Des démarches en ligne pour les entreprises
Devant les participants de l’Africa Digital Innovation Summit, réunissant de nombreux jeunes entrepreneurs congolais et africains, le ministre a développé le thème « le numérique comme levier de la promotion du commerce extérieur ». Son message est simple : les procédures autrefois gérées sur papier passent désormais par des plateformes numériques.
Il a rappelé que la « liasse documentaire », c’est-à-dire l’ensemble des documents exigés pour une opération d’importation, d’exportation ou de transit de marchandises, est aujourd’hui traitée via le GUCE. Autrefois, chaque étape se faisait à différents guichets, avec des formulaires physiques. Désormais, les opérateurs peuvent suivre leurs démarches dans un seul système en ligne, du dépôt des documents jusqu’à la validation finale.
Cette bascule vers le numérique réduit les allers-retours administratifs. Les entreprises gagnent du temps, dépensent moins en frais de dossiers et en déplacements. Le ministre insiste aussi sur la traçabilité : chaque opération laisse une trace dans le système, ce qui limite les risques de perte de documents ou de manipulation des dossiers. L’État y trouve son compte, car les recettes publiques sont mieux sécurisées.
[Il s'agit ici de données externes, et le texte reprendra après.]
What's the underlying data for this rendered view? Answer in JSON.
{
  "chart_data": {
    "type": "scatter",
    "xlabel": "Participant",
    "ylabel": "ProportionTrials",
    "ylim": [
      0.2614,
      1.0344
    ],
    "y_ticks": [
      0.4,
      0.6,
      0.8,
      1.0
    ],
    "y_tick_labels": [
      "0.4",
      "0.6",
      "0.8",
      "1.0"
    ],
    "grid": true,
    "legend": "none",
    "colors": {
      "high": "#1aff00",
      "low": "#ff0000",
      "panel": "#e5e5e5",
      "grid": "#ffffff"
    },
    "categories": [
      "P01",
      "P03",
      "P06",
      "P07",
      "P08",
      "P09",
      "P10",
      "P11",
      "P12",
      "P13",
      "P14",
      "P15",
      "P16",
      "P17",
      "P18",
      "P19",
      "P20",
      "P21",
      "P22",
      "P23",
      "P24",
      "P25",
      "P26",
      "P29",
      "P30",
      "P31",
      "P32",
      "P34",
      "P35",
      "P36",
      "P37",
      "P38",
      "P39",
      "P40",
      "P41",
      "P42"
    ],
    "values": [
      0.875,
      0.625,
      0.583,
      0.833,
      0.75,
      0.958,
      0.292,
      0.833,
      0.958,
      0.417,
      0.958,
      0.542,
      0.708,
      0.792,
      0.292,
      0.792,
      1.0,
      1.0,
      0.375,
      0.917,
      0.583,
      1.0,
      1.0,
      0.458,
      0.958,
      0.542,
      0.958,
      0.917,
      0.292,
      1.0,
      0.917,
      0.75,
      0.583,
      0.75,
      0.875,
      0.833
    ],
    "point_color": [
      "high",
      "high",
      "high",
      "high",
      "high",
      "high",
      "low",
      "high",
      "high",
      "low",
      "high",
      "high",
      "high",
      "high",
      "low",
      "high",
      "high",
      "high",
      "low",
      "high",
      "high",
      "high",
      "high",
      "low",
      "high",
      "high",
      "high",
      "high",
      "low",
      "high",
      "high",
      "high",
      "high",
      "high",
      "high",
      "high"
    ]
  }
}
Julien Paluku Kahongya a appelé à appliquer des sanctions contre ceux qui résistent à ces réformes. Pour lui, bloquer la digitalisation des procédures revient à freiner les entreprises et à maintenir des zones d’ombre dans la gestion des flux commerciaux.
Le ministre a également mis en avant le Portail d’Informations Commerciales (PIC), mis en place par le Gouvernement. Ce site regroupe des informations fiables et à jour sur les procédures, les réglementations et les exigences liées au commerce extérieur. Les producteurs, les importateurs et les exportateurs y trouvent, en temps réel, des repères pour mieux préparer leurs opérations et éviter les mauvaises surprises.
À ce panel ministériel prenaient aussi part la ministre d’État, ministre de l’Éducation nationale et de la Nouvelle citoyenneté, Raisa Malu, et le ministre de l’Économie numérique, Augustin Kibassa. Tous ont présenté la vision et les politiques publiques qui doivent soutenir une transition numérique portée par l’État, mais aussi par les jeunes entrepreneurs présents au sommet.
Pour les entreprises congolaises qui commercent avec l’étranger, ces outils ne sont plus des concepts abstraits. Ils deviennent peu à peu des habitudes de travail et transforment la manière de traiter les marchandises qui entrent et sortent du pays.